ON APRIL 7, 1964, Janet Hanson and two unnamed picketers threw themselves beneath the shovel of a bulldozer at the construction site of Stephen E. Howe Elementary School. The Rev. Bruce Klunder, taking orders from his fellow Congress of Racial Equality member, Antoine Perot, lay behind it.

The school was one of three being built to resolve overcrowding after more than 1,000 Black students were finally being integrated into white classrooms. (Until that February, a decade after the passage of Brown v. the Board of Education in Topeka, 93% of Cleveland’s elementary schools were still segregated.) Cleveland Board of Education’s solution: build new schools — in Glenville. Cleveland’s United Freedom Movement cried “ghetto schools.” When its requests were ignored, civil rights proponents publicly assembled.

Fifty picketers watched as John White put the bulldozer in reverse. The machinery drowned out a girl’s scream. White rolled over Klunder. One of the picketers who’d joined Hanson recalled White saying, “I didn’t know he was there.” White stepped off the tractor in a daze, police restraining a small mob that rushed toward him.

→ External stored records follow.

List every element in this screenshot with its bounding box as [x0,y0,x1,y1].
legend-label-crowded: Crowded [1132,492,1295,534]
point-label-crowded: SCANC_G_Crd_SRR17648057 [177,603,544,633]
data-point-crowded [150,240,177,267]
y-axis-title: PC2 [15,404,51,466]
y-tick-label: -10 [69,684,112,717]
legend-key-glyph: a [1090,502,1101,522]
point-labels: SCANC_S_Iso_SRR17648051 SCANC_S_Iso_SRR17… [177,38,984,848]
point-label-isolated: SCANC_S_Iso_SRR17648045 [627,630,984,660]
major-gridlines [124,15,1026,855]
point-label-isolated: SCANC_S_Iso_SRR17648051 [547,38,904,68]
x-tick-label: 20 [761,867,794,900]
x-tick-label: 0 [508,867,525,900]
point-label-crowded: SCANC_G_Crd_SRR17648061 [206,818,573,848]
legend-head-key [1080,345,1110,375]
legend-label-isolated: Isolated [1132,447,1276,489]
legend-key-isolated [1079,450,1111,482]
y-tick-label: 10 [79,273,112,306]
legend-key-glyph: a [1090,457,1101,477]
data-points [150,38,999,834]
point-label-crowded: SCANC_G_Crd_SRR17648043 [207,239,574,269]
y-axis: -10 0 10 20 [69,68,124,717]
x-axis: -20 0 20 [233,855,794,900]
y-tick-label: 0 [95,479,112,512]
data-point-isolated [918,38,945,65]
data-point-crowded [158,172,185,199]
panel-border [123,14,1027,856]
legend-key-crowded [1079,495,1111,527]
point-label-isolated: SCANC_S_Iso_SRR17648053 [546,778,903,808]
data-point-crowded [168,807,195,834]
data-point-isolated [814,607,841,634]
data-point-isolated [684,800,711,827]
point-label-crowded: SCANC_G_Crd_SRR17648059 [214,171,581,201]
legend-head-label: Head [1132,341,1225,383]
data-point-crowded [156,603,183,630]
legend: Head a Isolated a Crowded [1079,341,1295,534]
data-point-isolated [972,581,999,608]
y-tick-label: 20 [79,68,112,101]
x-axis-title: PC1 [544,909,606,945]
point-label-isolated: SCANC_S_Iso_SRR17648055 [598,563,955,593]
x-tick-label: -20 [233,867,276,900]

Riots followed. In a crowd of about 3,500, cars were flipped, tear gas employed. Thirteen were injured, including police. Twenty-six were arrested. “[B]y virtue of being Communists,” Mayor Ralph Locher said, the protestors “have no respect for the law.”

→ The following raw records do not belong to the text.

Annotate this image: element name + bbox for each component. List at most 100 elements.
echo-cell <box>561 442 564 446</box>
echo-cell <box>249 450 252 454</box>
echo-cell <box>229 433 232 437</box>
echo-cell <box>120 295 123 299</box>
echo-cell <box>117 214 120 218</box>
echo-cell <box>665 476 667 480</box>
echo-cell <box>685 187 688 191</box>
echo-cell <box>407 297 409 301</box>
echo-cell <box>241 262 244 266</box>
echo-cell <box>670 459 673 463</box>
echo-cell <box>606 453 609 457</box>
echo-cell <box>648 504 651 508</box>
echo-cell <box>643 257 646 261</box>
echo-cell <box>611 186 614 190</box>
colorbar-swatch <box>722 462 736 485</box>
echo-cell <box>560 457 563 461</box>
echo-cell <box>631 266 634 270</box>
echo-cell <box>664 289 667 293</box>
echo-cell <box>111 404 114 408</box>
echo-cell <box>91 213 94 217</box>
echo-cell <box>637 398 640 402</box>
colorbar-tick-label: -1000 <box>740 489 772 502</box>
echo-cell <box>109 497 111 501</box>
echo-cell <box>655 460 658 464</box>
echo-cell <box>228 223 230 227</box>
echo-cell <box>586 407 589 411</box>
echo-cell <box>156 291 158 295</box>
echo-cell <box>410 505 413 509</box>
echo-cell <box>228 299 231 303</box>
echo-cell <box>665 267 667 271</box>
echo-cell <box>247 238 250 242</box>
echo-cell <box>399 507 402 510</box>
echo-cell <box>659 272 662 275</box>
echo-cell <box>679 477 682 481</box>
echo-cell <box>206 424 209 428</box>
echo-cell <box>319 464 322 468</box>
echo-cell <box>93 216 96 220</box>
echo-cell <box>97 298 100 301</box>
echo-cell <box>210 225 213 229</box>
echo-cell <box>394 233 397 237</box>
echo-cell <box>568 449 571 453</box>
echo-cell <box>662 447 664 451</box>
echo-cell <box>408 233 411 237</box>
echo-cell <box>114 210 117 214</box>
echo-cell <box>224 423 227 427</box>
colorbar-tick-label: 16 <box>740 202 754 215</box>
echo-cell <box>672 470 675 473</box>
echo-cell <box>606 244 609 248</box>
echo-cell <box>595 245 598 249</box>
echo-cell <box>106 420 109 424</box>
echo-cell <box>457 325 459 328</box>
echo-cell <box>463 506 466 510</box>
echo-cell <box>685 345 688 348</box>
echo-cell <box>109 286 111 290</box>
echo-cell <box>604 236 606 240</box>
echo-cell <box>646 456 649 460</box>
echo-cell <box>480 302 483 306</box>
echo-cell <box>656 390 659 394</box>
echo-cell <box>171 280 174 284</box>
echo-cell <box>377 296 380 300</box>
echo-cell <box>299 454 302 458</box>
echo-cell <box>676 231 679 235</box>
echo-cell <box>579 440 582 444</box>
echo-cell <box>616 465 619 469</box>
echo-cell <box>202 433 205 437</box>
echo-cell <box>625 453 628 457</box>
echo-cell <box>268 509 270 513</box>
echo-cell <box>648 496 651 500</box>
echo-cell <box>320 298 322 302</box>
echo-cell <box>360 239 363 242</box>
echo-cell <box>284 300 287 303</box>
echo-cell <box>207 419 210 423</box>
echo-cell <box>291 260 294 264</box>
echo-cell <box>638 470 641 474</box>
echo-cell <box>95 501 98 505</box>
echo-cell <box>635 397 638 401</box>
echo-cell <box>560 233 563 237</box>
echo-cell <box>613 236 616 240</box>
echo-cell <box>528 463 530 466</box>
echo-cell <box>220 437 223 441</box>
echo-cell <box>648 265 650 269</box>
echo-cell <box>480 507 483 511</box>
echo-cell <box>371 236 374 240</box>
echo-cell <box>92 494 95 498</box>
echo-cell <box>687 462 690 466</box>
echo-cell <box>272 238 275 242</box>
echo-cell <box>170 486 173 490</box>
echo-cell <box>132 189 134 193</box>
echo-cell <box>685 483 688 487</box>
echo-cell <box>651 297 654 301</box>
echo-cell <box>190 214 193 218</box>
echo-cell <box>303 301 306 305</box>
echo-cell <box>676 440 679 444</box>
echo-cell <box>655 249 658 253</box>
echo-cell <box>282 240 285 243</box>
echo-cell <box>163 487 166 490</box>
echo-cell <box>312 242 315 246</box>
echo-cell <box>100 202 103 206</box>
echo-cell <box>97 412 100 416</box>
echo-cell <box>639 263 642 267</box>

Despite a two-week truce, seven days later construction resumed. Locher and school board president, Ralph McAllister, refused to meet with civil rights groups, even as nearly 60,000 Black students attended alternate “freedom schools.” It would take federal involvement and the 1976 ruling of Reed v. Rhodes to implement desegregation in Cleveland. Of the three then-controversial schools, Stephen E. Howe Elementary closed in 2006.